SUV now 50% share of BEV market
Italian new plug-in volumes now larger than Norway's
UK plug-in Parc moves ahead of Norway, and a whisker behind France
Chinese OEMs continue to control 4% of the BEV market equal with Japanese OEMs
European backdoor being left open for Chinese manufacturer entrance, while benefitting from a different investor culture
Take a look at the exhibitors at Europe's first major auto show – Munich's IAA – since the COVID pandemic struck, opening its doors September, and some Chinese names jump out. Great Wall Motors' WEY/ORA brands – likely to announce EV European debuts – and Xpeng, already present in Norway, are in attendance.
Back to the present day, and for a second consecutive month, Chinese OEMs, led by SAIC's MG and Geely's Polestar brands accumulated a 4 per cent West European BEV car market share.
Again, this was equivalent to all Japanese BEV models during the same month.
More than ten Chinese brands are now present in Europe's passenger car market, achieving less than 1 per cent market share across all powertrains between January and July.
Rather than competing to gain market share in the total car market across all fuels, Chinese OEMs are homing-in on the BEV market, where there are arguably fewer barriers to entry, as exhaust regulations fall away.
However, safety hurdles remain – a notable stumbling block of previous attempts.
While Xpeng, Nio, Aiways and BYD (1,500 units arriving by the end of 2021) will all be present in a number of European markets by the end of 2021, they will likely be joined by ORA and WEY from 2022.
Main protagonists for now, Polestar and MG, accounted for 19,800 of the 20,800 Chinese BEVs registered in Europe so far this year.
Norway has led the Chinese path, witnessing almost every tenth (4,680 units) new BEV come from Chinese OEMs this year.
With traditional OEMs more than happy to reveal mid-to-long-term EV plans from
2025 onwards, short-term EV perspectives remain cloudy.
Profitability trumps volume... for incumbent OEMs for now
CEOs from Renault, Daimler or VW are keen to highlight two key points: The internal combustion engine will play a key role in financing the transition to electric vehicles going forward, and the most profitable ICEs will be the main focus – especially during the semiconductor shortage – as profitability trumps volume.
Many incumbent OEMs are waiting until at least 2025 when the next EU CO2 cut of 15 per cent will take place, beginning a genuine EV push from that point onwards, at which point the tables should turn back towards volume again, as scale is key to profitability from EVs.
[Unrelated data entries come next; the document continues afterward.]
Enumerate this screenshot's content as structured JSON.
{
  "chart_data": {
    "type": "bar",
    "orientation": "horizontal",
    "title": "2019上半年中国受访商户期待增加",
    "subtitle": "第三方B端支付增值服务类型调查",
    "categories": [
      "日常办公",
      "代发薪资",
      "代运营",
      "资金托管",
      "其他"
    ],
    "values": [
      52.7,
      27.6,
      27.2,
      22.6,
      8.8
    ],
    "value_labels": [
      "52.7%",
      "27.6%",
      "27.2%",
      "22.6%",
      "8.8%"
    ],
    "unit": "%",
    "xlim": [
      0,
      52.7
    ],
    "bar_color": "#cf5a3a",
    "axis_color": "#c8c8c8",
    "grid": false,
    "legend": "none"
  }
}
In short, in a similar fashion to the left ajar door for Tesla between 2015-2019 – while
traditional OEMs trod water with their electric vehicle strategies, sticking to self-imposed
profitability corridors – this current half-decade could see a similar situation, but where the new entrants are coming from Chongqing rather than California.
But what about the image of "made in China"?
European Tesla shipments are overwhelmingly shifting to Sino-manufactured models, as German production isn't likely to begin until October at the earliest, according to CEO Musk.
Chinese models from BMW and Volvo have been entering European roads, with Dacia's Spring also shipped from China.
Chinese BEV exports to Europe are likely to touch 100,000 units this year.
According to ACEA data in 2020 170,244 Chinese manufactured vehicles entered European roads accounting for 5.6% of imports.
Capital markets appear to be influencing strategies too.
Traditional OEMs, backed by traditional investors remain under pressure to meet key KPI profitability corridors, causing them to limit lower profit EVs currently, while more forgiving investors from newly christened IPOs are much more accepting to forge ahead with non-profitable growth driven freedom.
Perhaps the tagline to the Munich Autoshow: "What will move us next?" will prove to be more than organisers reckoned with.